I think i get it, but how do I force auto_scale to pick NV12?

[auto_scale_0 @ 0xffff640022a0] w:1920 h:1080 fmt:nv12 sar:0/1 -> w:1920 h:1080 fmt:yuv420p sar:0/1 flags:0x00000004

-vf scale_rkrga=format=nv12

I tried to force nv12 but i got an error:

ffplay_buffer @ 0xffff68001860] Setting 'video_size' to value '1920x1080'
[ffplay_buffer @ 0xffff68001860] Setting 'pix_fmt' to value '23'
[ffplay_buffer @ 0xffff68001860] Setting 'time_base' to value '1/1200000'
[ffplay_buffer @ 0xffff68001860] Setting 'pixel_aspect' to value '0/1'
[ffplay_buffer @ 0xffff68001860] Setting 'frame_rate' to value '25/1'
[ffplay_buffer @ 0xffff68001860] w:1920 h:1080 pixfmt:nv12 tb:1/1200000 fr:25/1 sar:0/1
[AVFilterGraph @ 0xffff680039c0] Setting 'format' to value 'nv12'
[auto_scale_0 @ 0xffff68002770] w:iw h:ih flags:'' interl:0
[Parsed_scale_rkrga_0 @ 0xffff68001dc0] auto-inserting filter 'auto_scale_0' between the filter 'ffplay_buffer' and the filter 'Parsed_scale_rkrga_0'
Impossible to convert between the formats supported by the filter 'ffplay_buffer' and the filter 'auto_scale_0'

ffplay does not support hardware filters. You can use MPV player instead.

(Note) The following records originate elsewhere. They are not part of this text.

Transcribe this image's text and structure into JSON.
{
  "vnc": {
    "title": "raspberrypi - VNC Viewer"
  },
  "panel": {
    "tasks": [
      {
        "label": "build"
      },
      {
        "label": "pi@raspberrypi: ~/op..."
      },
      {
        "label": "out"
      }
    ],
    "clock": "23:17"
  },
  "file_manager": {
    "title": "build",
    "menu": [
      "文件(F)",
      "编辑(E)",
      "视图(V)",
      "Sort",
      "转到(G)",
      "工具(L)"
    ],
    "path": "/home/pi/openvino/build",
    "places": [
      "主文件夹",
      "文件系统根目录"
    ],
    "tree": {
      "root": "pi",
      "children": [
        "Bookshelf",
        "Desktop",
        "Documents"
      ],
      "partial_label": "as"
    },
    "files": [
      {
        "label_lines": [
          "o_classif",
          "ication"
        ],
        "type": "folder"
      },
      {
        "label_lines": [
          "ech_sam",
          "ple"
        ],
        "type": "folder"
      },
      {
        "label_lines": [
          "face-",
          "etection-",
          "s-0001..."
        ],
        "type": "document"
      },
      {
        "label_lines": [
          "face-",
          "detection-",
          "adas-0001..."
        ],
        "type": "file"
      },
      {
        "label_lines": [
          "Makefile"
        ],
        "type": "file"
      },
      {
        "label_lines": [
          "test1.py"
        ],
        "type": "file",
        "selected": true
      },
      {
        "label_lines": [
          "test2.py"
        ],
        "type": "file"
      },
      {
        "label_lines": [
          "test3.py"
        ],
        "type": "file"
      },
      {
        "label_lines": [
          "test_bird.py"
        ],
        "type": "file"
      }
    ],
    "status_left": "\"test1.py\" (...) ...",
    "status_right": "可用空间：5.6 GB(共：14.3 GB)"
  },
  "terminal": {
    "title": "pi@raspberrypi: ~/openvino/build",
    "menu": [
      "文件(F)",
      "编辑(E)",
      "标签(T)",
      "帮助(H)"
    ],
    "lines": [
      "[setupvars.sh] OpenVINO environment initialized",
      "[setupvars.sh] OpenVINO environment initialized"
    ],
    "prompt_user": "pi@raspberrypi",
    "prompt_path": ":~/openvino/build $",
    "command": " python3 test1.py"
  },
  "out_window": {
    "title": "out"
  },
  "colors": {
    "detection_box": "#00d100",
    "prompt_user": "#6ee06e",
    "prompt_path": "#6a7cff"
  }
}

MPV is not a choice in my case. Gstreamer and ffplay 4.4.2 decode and render it fine (hw decoder).
I suppressed the filter in ffplay and rendered the NV12 frame as a texture; it works, but the green bar still exists. I need to investigate the NV12 frame format. I will dig into it. Thanks for your information and time.

The green bar means that the actual pitch/stride or offset of the decoder output image does not match the one you calculated. You have to fix it in your code.